The song is from the told from the perspective of a person who feels they might have fallen for a lady who might just be perfect and is having a bit of an internal crisis about it. The narrator asks questions how this could have happened. They think someone must have sent her. If so, why her over anyone else? “Surely, this doesn’t happen to anyone else.” I don’t want to type out the whole pre-chorus here, but that’s the part of the song where all these questions and feelings happen. And now that this narrator has found this person, does that mean they now have to do anything in order to keep them around? Like that old hypothetical, “If I jumped off a cliff, would you do the same?” But in this song’s case, it’s a building.

You know, before just now, I thought this track was sweet and earnest, but I think I’ve just recognised the hint of paranoia and anxiety behind the lyrics too. John Linnell, the vocalist and song’s writer, refers to a ‘they’ numerous times throughout.

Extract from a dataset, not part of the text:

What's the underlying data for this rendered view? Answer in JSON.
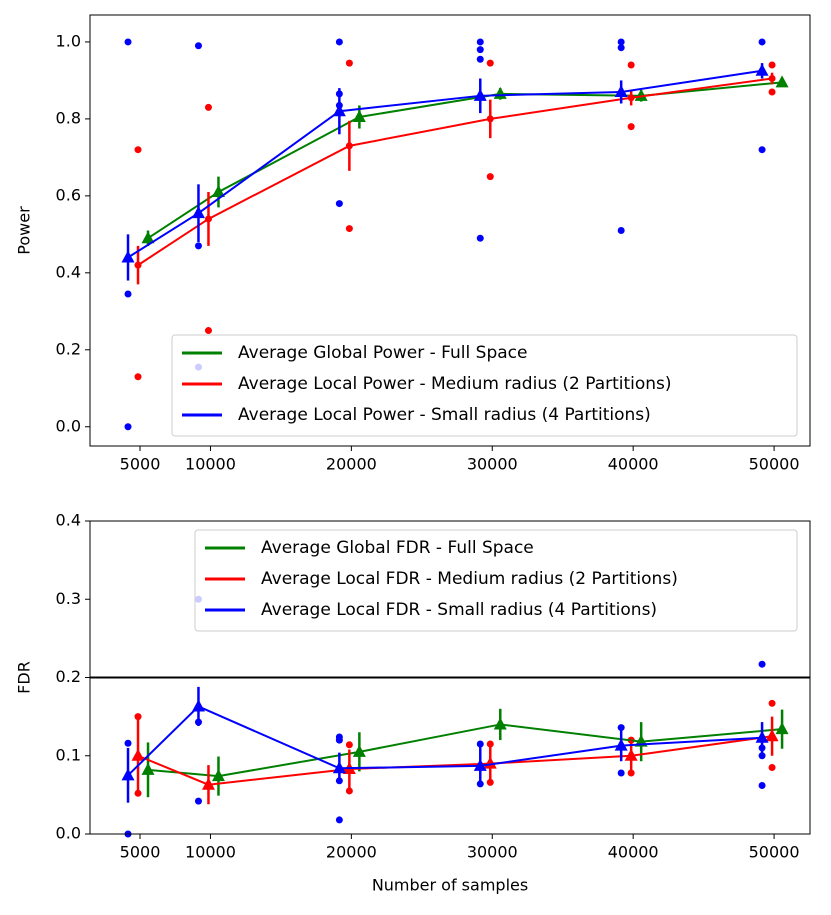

But who is ‘they’? The ‘they’ apparently sent this woman to cause the narrator this distress, and now that the narrator has realized the lady’s an angel, ‘they’ might have to do something to the narrator so the word doesn’t get out. A 1984-ish thing going on. But you as a listener wouldn’t think it. As soon as those slide guitars come in on the first pre-chorus, giving a floaty feel that instantly lifts the song’s mood, any sort of questioning you may have goes out of the window. I’ve always enjoyed Linnell’s vocal take on here too. I like the sort of portrayed awkwardness with the trail off the “I’m worried that something might happen to me if anyone ever finds… out” line. I enjoy how he hams up the “Why? Why did they send her” on the second pre-chorus. It’s all very dry and understated, but very impactful. TMBG’s first album is quite off the wall, something that I truly enjoy about it, but it’s nice that ‘She’s an Angel’ exists to reel things in for the few moments it lasts for.